Finalmente, llega a mi cabeza otro Hermano Corazonista de gran corazón (no es una redundancia, es un énfasis). Era de ilustre pinta y decían que se parecía a Jesús, al menos al Jesús ojiverde que siempre nos han querido vender: ese de porte blanco y buen mozo al estilo occidental, aquel de fisonomía que a todos culturalmente nos exigen admirar. Enseñaba dibujo técnico y nos llevaba a un salón especial con mesas para tales menesteres y afiches de modelos en las paredes. No olvido el poster de Heather Thomas (protagonista de la serie “Profesión Peligro”) en bikini rosa. Heather era una de las chicas mediáticas que alborotaba nuestras hormonas en esas jornadas de trazos con rapidógrafos y escuadras. Este Hermano del todo no era mala persona.

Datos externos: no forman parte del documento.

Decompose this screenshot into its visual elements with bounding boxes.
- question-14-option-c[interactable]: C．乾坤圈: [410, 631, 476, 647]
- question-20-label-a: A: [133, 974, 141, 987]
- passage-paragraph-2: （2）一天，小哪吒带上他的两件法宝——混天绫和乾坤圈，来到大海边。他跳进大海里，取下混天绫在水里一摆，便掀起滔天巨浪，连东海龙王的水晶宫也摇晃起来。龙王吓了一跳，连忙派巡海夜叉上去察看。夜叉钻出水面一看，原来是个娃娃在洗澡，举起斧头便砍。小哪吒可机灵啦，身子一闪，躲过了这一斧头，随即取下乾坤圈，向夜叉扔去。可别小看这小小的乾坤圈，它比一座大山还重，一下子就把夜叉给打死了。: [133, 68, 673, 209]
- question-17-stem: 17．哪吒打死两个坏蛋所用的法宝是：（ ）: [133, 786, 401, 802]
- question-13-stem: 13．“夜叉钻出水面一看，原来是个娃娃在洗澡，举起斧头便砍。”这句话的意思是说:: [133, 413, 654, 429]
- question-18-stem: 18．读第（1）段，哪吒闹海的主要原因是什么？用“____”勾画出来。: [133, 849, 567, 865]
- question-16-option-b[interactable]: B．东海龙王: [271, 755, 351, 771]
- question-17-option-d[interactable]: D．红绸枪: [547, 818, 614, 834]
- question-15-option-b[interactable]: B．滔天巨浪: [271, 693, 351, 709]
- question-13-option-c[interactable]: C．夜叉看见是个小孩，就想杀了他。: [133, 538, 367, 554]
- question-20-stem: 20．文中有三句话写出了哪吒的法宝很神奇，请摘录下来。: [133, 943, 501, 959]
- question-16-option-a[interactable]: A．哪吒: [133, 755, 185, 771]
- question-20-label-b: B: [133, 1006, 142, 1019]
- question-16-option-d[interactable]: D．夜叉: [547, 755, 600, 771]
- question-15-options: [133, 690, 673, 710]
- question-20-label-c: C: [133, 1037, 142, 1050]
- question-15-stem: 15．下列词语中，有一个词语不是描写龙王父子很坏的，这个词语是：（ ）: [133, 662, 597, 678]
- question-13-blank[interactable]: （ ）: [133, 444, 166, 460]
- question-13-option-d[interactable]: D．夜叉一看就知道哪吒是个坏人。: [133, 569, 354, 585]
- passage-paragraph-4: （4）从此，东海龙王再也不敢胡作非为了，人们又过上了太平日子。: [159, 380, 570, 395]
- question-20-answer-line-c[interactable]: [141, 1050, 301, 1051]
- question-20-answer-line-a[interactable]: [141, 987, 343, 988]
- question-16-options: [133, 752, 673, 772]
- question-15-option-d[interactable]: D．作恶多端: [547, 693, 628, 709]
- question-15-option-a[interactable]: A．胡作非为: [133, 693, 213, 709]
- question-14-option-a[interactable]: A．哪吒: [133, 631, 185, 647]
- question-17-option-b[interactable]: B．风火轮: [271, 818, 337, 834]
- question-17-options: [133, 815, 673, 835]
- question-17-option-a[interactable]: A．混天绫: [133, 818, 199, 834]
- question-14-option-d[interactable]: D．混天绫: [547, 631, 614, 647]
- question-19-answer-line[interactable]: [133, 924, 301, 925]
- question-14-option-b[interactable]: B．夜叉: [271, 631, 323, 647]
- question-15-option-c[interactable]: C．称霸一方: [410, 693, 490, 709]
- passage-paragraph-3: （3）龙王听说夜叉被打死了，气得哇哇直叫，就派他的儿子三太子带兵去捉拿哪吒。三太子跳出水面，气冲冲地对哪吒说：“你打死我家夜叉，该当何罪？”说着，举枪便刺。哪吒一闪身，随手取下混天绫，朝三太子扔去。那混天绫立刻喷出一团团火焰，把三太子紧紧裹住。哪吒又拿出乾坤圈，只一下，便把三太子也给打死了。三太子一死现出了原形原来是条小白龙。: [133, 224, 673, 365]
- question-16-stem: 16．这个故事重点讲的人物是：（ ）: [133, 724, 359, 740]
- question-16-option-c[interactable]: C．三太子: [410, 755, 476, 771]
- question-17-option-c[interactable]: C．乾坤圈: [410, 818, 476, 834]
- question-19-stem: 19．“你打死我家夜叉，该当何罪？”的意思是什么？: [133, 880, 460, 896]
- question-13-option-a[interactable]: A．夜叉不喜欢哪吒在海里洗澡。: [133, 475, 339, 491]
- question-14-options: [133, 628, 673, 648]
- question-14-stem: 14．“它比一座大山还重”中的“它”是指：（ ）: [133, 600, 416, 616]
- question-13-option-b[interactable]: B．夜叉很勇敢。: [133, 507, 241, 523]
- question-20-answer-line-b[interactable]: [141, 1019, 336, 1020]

Sin embargo, a veces la neura lo traicionaba. Para su clase teníamos que caminar desde el aula, en donde recibíamos todas las clases, a aquella ya mencionada de dibujo, la sala de las chicas en bañador (como dicen los españoles). La orden era que había que hacer ese tránsito en “total silencio”, algo casi que imposible para jóvenes de 14 y 15 años. Era obvio que alguien hablaba, alguien se reía y quizá alguna mala palabra o puño rebotaba entre nosotros. Pues bien, al arribar al salón de la clase venía el anunciado regaño. Una vez nos digo que éramos “sepulcros blanqueados”, tal cual. Después nos explicó lo que significaba tal expresión, yo la desconocía. Como veis (me acordé de su forma de hablar), este buen hijo de Dios también aprovechaba para enseñar, combinado con el dibujo técnico, lecciones de religión y química orgánica.
Una vez más, vísperas de que me despidieran de este sabio recinto del saber, tuve una breve contienda boxística a la salida con un compañero de clase. Desgraciadamente para nosotros, un padre de familia nos vio y nos delató ante el Hermano Rector. La solución o mejor el castigo fue este: los siguientes dos días no nos dejaron asistir a ninguna clase y en esquinas diferentes del patio nos ordenaron sentarnos. En esos dos días hubo previas y evaluaciones que no pudimos tomar y obviamente nuestras notas fueron ceros bien gordos. Creo que, si hubieran tenido un calabozo, nos hubieses mandado allá a punta de pan y agua. Soluciones dialógicas, conciliaciones, preguntas, respuestas no hubo. Cada uno para su rincón sin ir a clase durante dos días. Como docente y padre que soy ahora, creo que esa ocasión hubiera sido una oportunidad perfecta para enseñar a dialogar, para comunicarnos mejor y para entablar acuerdos. Después de esa pelea, mi contrincante y yo terminamos siendo los mejores amigos por muchos años, pero fue algo de nosotros, algo que nació de los dos. Del castigo y los dos días perdidos en el patio no se aprendió nada. ¿Qué estaría pensado el Hermano Rector cuando optó por esta curiosa decisión? ¿Cómo se podría entender este tipo de “soluciones” tan poco didácticas o pedagógicas en un país cuyas mayores enfermedades son la violencia y la retaliación? Bueno, mejor volver a acordarnos de la anécdota del profesor de los espermatozoides, la grúa y el campero.